Remote Sensing Image Super-Resolution Using Feature Grouped Multi-Scale Network
Keywords: Image Super-Resolution, Multi-Scale Feature Extraction, Arbitrary-Scale Upsampling
Abstract. With the rapid development of deep learning technology, remote sensing image super-resolution has made remarkable progress. Remote sensing images usually contain multiple objects with different scales, making it crucial to adopt multi-scale feature extraction methods.
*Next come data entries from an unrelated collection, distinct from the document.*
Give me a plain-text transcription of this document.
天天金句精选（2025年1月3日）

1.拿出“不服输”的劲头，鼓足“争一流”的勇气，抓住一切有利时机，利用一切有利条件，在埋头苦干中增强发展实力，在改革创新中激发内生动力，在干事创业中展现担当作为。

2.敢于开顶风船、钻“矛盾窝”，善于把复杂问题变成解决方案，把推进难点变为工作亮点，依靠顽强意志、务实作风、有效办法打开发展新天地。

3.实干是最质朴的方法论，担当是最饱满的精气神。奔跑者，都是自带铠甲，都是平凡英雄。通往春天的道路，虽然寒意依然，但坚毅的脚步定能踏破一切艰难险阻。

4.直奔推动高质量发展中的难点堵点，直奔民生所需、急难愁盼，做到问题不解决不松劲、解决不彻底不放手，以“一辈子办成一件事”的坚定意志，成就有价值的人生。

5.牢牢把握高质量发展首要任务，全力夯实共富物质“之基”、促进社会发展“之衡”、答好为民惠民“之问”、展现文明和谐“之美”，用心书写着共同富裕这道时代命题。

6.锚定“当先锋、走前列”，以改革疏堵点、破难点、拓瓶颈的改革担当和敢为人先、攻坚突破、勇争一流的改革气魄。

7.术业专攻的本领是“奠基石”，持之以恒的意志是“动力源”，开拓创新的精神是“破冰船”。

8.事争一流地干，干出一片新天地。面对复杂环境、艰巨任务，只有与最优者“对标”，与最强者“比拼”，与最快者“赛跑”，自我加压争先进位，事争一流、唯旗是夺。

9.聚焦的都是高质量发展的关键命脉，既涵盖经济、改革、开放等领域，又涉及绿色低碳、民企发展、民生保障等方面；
However, the existing multi-scale modules introduce a large number of parameters due to performing convolution operations with different kernel sizes on the input feature maps separately. To address this issue, this paper proposes a Grouped Multi-scale Feature Extraction (GMFE) module. By applying grouped convolutions along the depth dimension of the input feature maps, the number of parameters is effectively reduced. On this basis, we design a Feature-grouped Multi-scale Super-Resolution (FMSR) network. We propose an Edge Enhancement (EE) module integrated into the network to sharpen edges and enhance the visual quality of the image. Additionally, we introduce an arbitrary scale upsampling module, enabling a single trained model to perform image super-resolution reconstruction at arbitrary scales. Extensive experiments on the UC Merced and RSSCN7 datasets demonstrate that the proposed FMSR network achieves superior performance in both quantitative metrics and visual quality.